И вот консулы объявляют, что закон о возвращении церквей будет исполнен. Больше того, заявляя, что никто не смеет воспретить гражданину совершать обряды своей религии в какой ему угодно день, они разрешают воскресное богослужение и обуздывают гонителей, требовавших неуклонного соблюдения декады.[879 - Законы об упразднении других церковных обрядов и строгом соблюдении десятого дня еще не были отменены, но на практике допускались поблажки. Так, в Руане судили судом исправительной полиции торговцев, закрывших свои лавки на первый день Рождества. Один из них, вместо защиты, привел слова Бонапарта: “Ни один человек не смеет сказать другому человеку: “Ты должен исповедовать такую-то религию и т. д.”. – Его оправдали.] Принципы, положенные ими в основу своей прокламации, санкционируются двумя постановлениями, напечатанными тут же, в конце, и в повелительной форме. Первое предоставляет гражданам свободу распоряжаться общественными зданиями, отведенными под храмы до 22 сентября 1793 г., т. е. до великого гонения, и после того не отчужденными. Второе гласит: “Консулы Республики, узнав, что некоторые администрации, искажая смысл законов о республиканском календаре, издали особые постановления, не позволяющие открывать здания, отведенные для богослужения, иначе, как в десятый день декады, постановили принимать подобные меры: 1. – Сказанные постановления отменить и уничтожить. 2. – Законы касательно свободы вероисповеданий исполнять неуклонно по духу и форме”.
Эти два постановления дополнялись третьим, не менее важным, отменявшим политическую присягу для священников. “Все государственные чиновники, священники, наставники и прочие лица законами, изданными до конституции, обязанные к принесению присяги, или иного рода декларации, отныне довольствуются следующим заявлением: Обещаю хранить верность конституции”. После освобождения религии была облегчена участь священников.

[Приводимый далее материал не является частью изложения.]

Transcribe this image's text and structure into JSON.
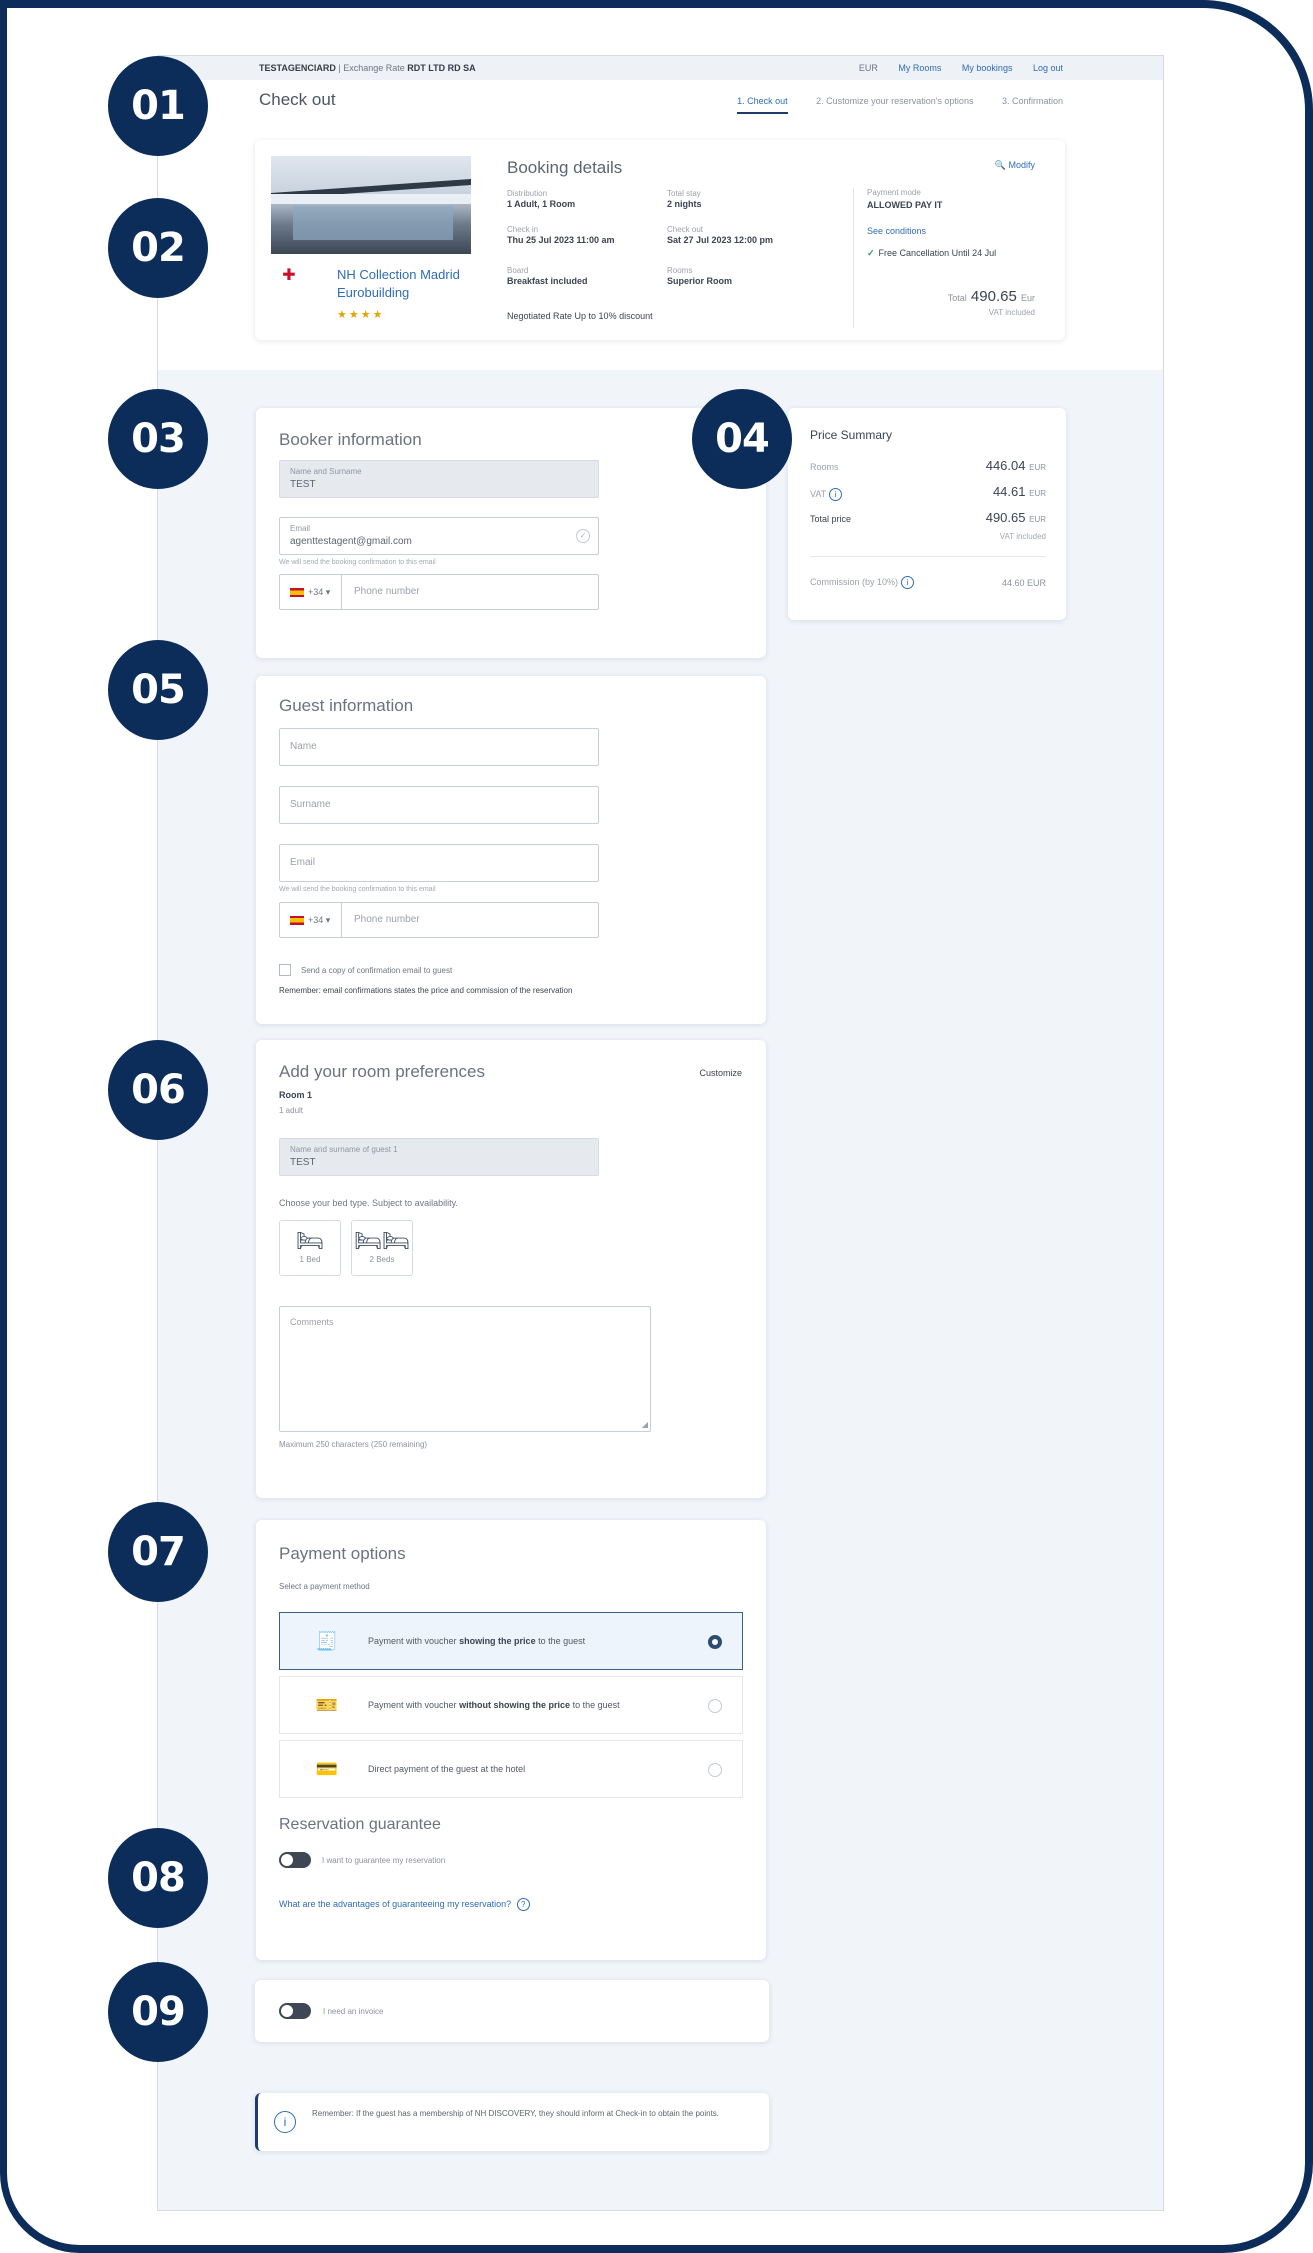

Вот первое, что дал Бонапарт народу, нетерпеливо требовавшему свободы алтарей. Разумеется, это еще не полная свобода, с гласным призывом к молитве, с внешними манифестациями. Это только свобода молиться внутри храмов, добросовестное применение режима, установленного термидорским конвентом. Священники освобождены только наполовину; они еще связаны обязательством, которое может оказаться тягостным, и относительно их Бонапарт не отказывается от жестоких полномочий, присвоенных директории. Тем не менее, правоверные католики отныне могут, заручившись консульским словом, заставить везде открыть себе церкви, собираться в них, молиться Богу, как им угодно и в какие им желательно дни, под руководством священников, переставших быть предметом систематических гонений. В этот день, 9-го нивоза VIII года, Бонапарт положил начало режиму терпимости, благодаря которому, за два года, почти всюду воздвигались снова национальные католические алтари, без ниспровержения других.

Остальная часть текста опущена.